In Table 8, Although EC recovers to non-saline conditions (< 4 dS m-1), it should be considered that some plants are not very tolerant to changes in this parameter, so although in AN a greater number of physical and chemical parameters are recovered, especially, CE values are not similar to the witness, even after the weathering. CC does not exceed PMP and the Na, Mg, K and Ca cations with estimates between ± 25% with respect to the control, as well as the concentration of the metals Zn, Ni, Cd, Cu, Cr, Mn and V, the LMP and tolerance levels for some plants are low, with reservations of the mobility assessment considerations of the V for IC and Pb in AN. A recommendation would be to carry out a review of the plants to be planted that although they are recommended are preferably endemic, but that also do not allow the fixation of these two metals.
Table 8 Parameters recovered according to the type of treatment in soil contaminated by congenital waters after one year of weathering.

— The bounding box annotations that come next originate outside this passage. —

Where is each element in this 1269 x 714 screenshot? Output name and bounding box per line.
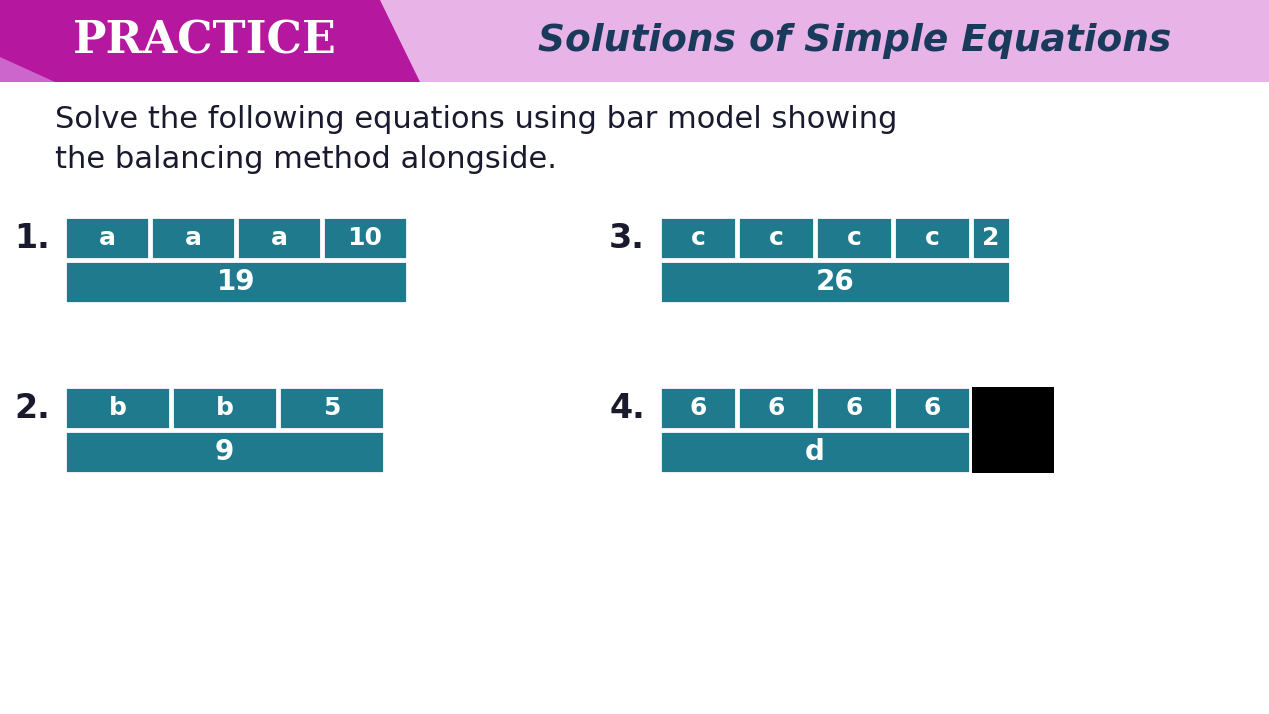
Bar bbox=[65, 387, 170, 429]
Text: 5: 5 bbox=[322, 396, 340, 420]
Text: 9: 9 bbox=[214, 438, 233, 466]
Bar bbox=[816, 217, 892, 259]
Bar bbox=[660, 261, 1010, 303]
Bar bbox=[65, 431, 385, 473]
Bar bbox=[0, 0, 1269, 82]
Bar bbox=[972, 387, 1055, 473]
Bar bbox=[739, 387, 813, 429]
Bar bbox=[739, 217, 813, 259]
Bar bbox=[660, 431, 970, 473]
Text: a: a bbox=[184, 226, 202, 250]
Polygon shape bbox=[0, 0, 420, 82]
Text: Solutions of Simple Equations: Solutions of Simple Equations bbox=[538, 23, 1171, 59]
Text: b: b bbox=[109, 396, 127, 420]
Bar bbox=[173, 387, 277, 429]
Text: c: c bbox=[846, 226, 862, 250]
Bar bbox=[65, 261, 407, 303]
Text: b: b bbox=[216, 396, 233, 420]
Text: d: d bbox=[805, 438, 825, 466]
Bar bbox=[324, 217, 407, 259]
Bar bbox=[660, 387, 736, 429]
Text: 6: 6 bbox=[689, 396, 707, 420]
Text: 2: 2 bbox=[982, 226, 1000, 250]
Text: 2.: 2. bbox=[14, 391, 49, 425]
Text: PRACTICE: PRACTICE bbox=[74, 19, 336, 63]
Bar bbox=[893, 387, 970, 429]
Bar bbox=[816, 387, 892, 429]
Text: 26: 26 bbox=[816, 268, 854, 296]
Text: Solve the following equations using bar model showing: Solve the following equations using bar … bbox=[55, 104, 897, 134]
Text: 4.: 4. bbox=[609, 391, 645, 425]
Text: 10: 10 bbox=[348, 226, 382, 250]
Bar bbox=[660, 217, 736, 259]
Text: a: a bbox=[270, 226, 288, 250]
Bar bbox=[279, 387, 385, 429]
Text: 19: 19 bbox=[217, 268, 255, 296]
Text: c: c bbox=[925, 226, 939, 250]
Bar bbox=[972, 217, 1010, 259]
Text: 1.: 1. bbox=[14, 221, 49, 254]
Text: 3.: 3. bbox=[609, 221, 645, 254]
Text: c: c bbox=[690, 226, 706, 250]
Bar bbox=[893, 217, 970, 259]
Text: the balancing method alongside.: the balancing method alongside. bbox=[55, 144, 557, 174]
Text: 6: 6 bbox=[924, 396, 940, 420]
Text: 6: 6 bbox=[768, 396, 784, 420]
Bar bbox=[237, 217, 321, 259]
Text: a: a bbox=[99, 226, 115, 250]
Polygon shape bbox=[0, 57, 55, 82]
Bar bbox=[65, 217, 148, 259]
Text: c: c bbox=[769, 226, 783, 250]
Text: 6: 6 bbox=[845, 396, 863, 420]
Bar bbox=[151, 217, 235, 259]
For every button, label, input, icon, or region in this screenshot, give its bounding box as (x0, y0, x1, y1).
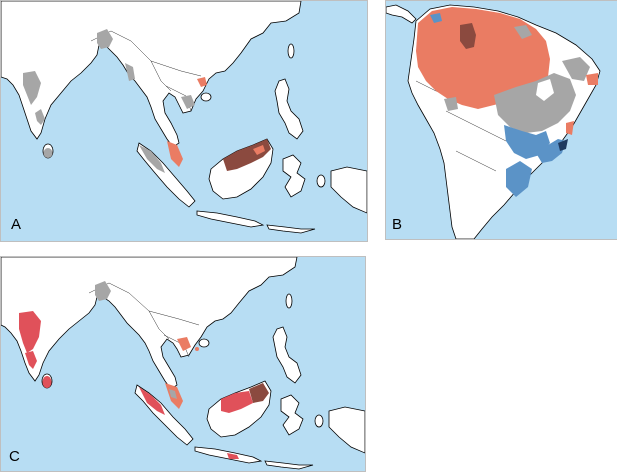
asia-mainland (1, 1, 302, 148)
region-sri-lanka-gray (43, 148, 53, 158)
hainan (198, 338, 210, 348)
panel-b-label: B (392, 216, 402, 233)
philippines (274, 78, 304, 140)
region-india-south-gray (35, 109, 45, 125)
region-india-sw-red (25, 351, 37, 369)
taiwan (285, 293, 293, 309)
panel-c-label: C (9, 448, 20, 465)
philippines (272, 326, 302, 384)
region-bangladesh-gray (95, 281, 111, 301)
sulawesi (280, 394, 304, 436)
region-amazon-salmon (416, 7, 550, 109)
region-bolivia-gray (444, 97, 458, 111)
southeast-asia-map-a: A (1, 1, 367, 241)
region-india-west-gray (23, 71, 41, 105)
central-america (386, 4, 417, 24)
region-coast-navy (558, 139, 568, 151)
hainan (200, 92, 212, 102)
region-argentina-ne-blue (506, 161, 532, 197)
region-brazil-east-salmon (586, 73, 598, 85)
region-brazil-ne-gray (562, 57, 590, 81)
region-borneo-brown (249, 383, 269, 403)
region-sri-lanka-red (42, 376, 52, 388)
south-america-map-b: B (386, 1, 617, 239)
asia-mainland (1, 257, 298, 390)
region-borneo-salmon (253, 145, 265, 155)
region-thailand-gray (181, 95, 195, 109)
region-malay-gray (169, 389, 177, 399)
lesser-sunda (266, 224, 316, 234)
region-india-west-red (19, 311, 41, 353)
region-sumatra-red (139, 387, 165, 415)
map-panel-c: C (0, 256, 366, 472)
taiwan (287, 43, 295, 59)
region-cambodia-salmon (195, 347, 199, 351)
region-cambodia-salmon (197, 77, 207, 87)
region-colombia-blue (430, 13, 442, 23)
sulawesi (282, 154, 306, 198)
region-malay-salmon (167, 141, 183, 167)
region-java-red (227, 453, 239, 459)
new-guinea (330, 166, 367, 214)
region-bangladesh-gray (97, 29, 113, 49)
new-guinea (328, 406, 365, 454)
lesser-sunda (264, 460, 314, 470)
maluku (314, 414, 324, 428)
region-sumatra-gray (139, 145, 165, 173)
map-panel-b: B (385, 0, 617, 240)
region-brazil-se-salmon (566, 121, 574, 135)
region-borneo-red (221, 391, 253, 413)
southeast-asia-map-c: C (1, 257, 365, 471)
region-brazil-white (536, 79, 554, 101)
maluku (316, 174, 326, 188)
region-venezuela-brown (460, 23, 476, 49)
region-brazil-central-gray (494, 73, 576, 133)
panel-a-label: A (11, 216, 21, 233)
java (196, 210, 265, 228)
region-thailand-salmon (177, 337, 191, 351)
map-panel-a: A (0, 0, 368, 242)
region-myanmar-gray (125, 63, 135, 81)
region-guiana-gray (514, 25, 532, 39)
region-brazil-south-blue (504, 125, 550, 159)
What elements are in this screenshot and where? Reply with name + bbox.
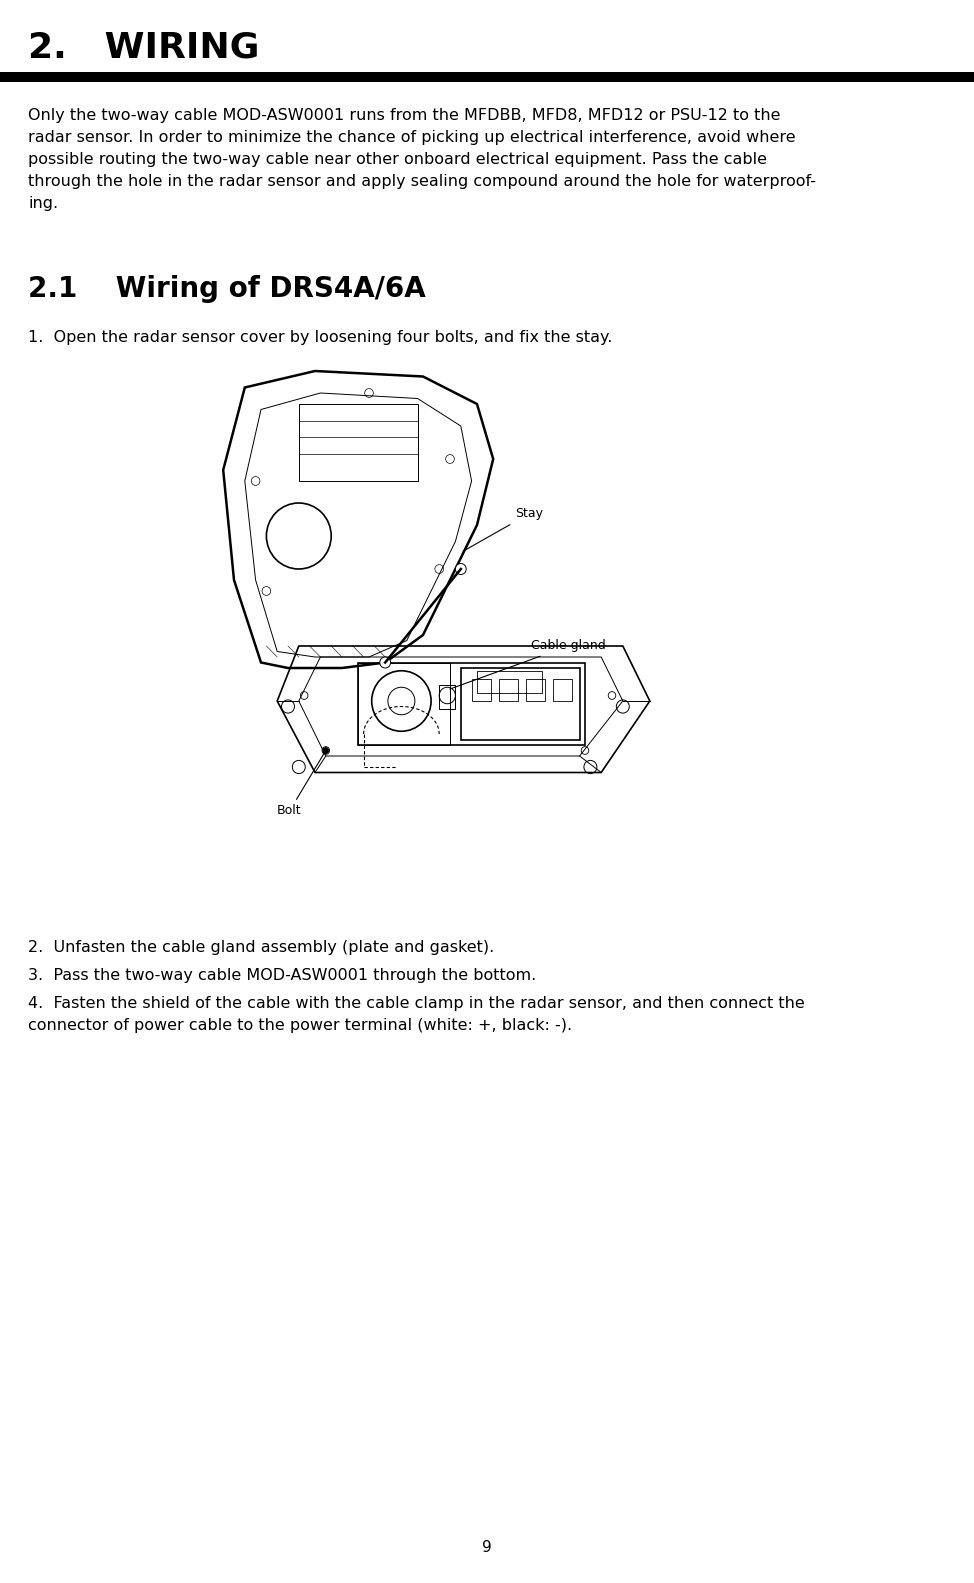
Text: 2.   WIRING: 2. WIRING	[28, 30, 259, 63]
Text: 3.  Pass the two-way cable MOD-ASW0001 through the bottom.: 3. Pass the two-way cable MOD-ASW0001 th…	[28, 967, 537, 983]
Bar	[499, 679, 517, 701]
Text: 9: 9	[482, 1540, 492, 1555]
Circle shape	[456, 564, 467, 575]
Text: 4.  Fasten the shield of the cable with the cable clamp in the radar sensor, and: 4. Fasten the shield of the cable with t…	[28, 996, 805, 1012]
Text: radar sensor. In order to minimize the chance of picking up electrical interfere: radar sensor. In order to minimize the c…	[28, 130, 796, 146]
Bar	[526, 679, 544, 701]
Text: Stay: Stay	[464, 508, 543, 551]
Bar	[471, 679, 491, 701]
Text: through the hole in the radar sensor and apply sealing compound around the hole : through the hole in the radar sensor and…	[28, 174, 816, 188]
Bar	[299, 404, 418, 481]
Bar	[439, 684, 456, 709]
Text: ing.: ing.	[28, 196, 58, 211]
Bar	[552, 679, 572, 701]
Text: Bolt: Bolt	[278, 754, 324, 817]
Text: 1.  Open the radar sensor cover by loosening four bolts, and fix the stay.: 1. Open the radar sensor cover by loosen…	[28, 329, 613, 345]
Text: connector of power cable to the power terminal (white: +, black: -).: connector of power cable to the power te…	[28, 1018, 572, 1034]
Text: Only the two-way cable MOD-ASW0001 runs from the MFDBB, MFD8, MFD12 or PSU-12 to: Only the two-way cable MOD-ASW0001 runs …	[28, 108, 780, 123]
Circle shape	[380, 657, 391, 668]
Text: possible routing the two-way cable near other onboard electrical equipment. Pass: possible routing the two-way cable near …	[28, 152, 767, 166]
FancyBboxPatch shape	[0, 71, 974, 82]
Text: Cable gland: Cable gland	[450, 640, 606, 689]
Bar	[477, 671, 542, 693]
Circle shape	[323, 747, 328, 754]
Text: 2.1    Wiring of DRS4A/6A: 2.1 Wiring of DRS4A/6A	[28, 275, 426, 302]
Text: 2.  Unfasten the cable gland assembly (plate and gasket).: 2. Unfasten the cable gland assembly (pl…	[28, 940, 494, 955]
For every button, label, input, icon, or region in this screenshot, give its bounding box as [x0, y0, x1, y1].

| Soil | pH | CE | % CC | % MO | DA | DR | % Po | % A | % R | % L | Na | Ca | Mg | K |
| IC | Not | Yes | Yes | Not | Not | Not | Not | Not | Not | Not | Yes | Not | Not | Not |
| AN | Yes | Yes | Yes | Yes | Yes | Yes | Yes | Yes | Yes | Yes | Yes | Yes | Yes | Yes |
Conclusions
It is concluded that, when a soil is contaminated, both the contaminant and the treatment agent cause changes in the physical and chemical properties and, although remedies are made based on the reduction of the regulated parameters, there will always be others that will be affected both by the contaminants as by the components that are added during the treatment. In addition, there are other conditions that can cause negative effects, in the case of oil production waters, there are heavy metals, which although they are in low concentrations it was observed that depending on the type of remediation, they vary their availability to the environment.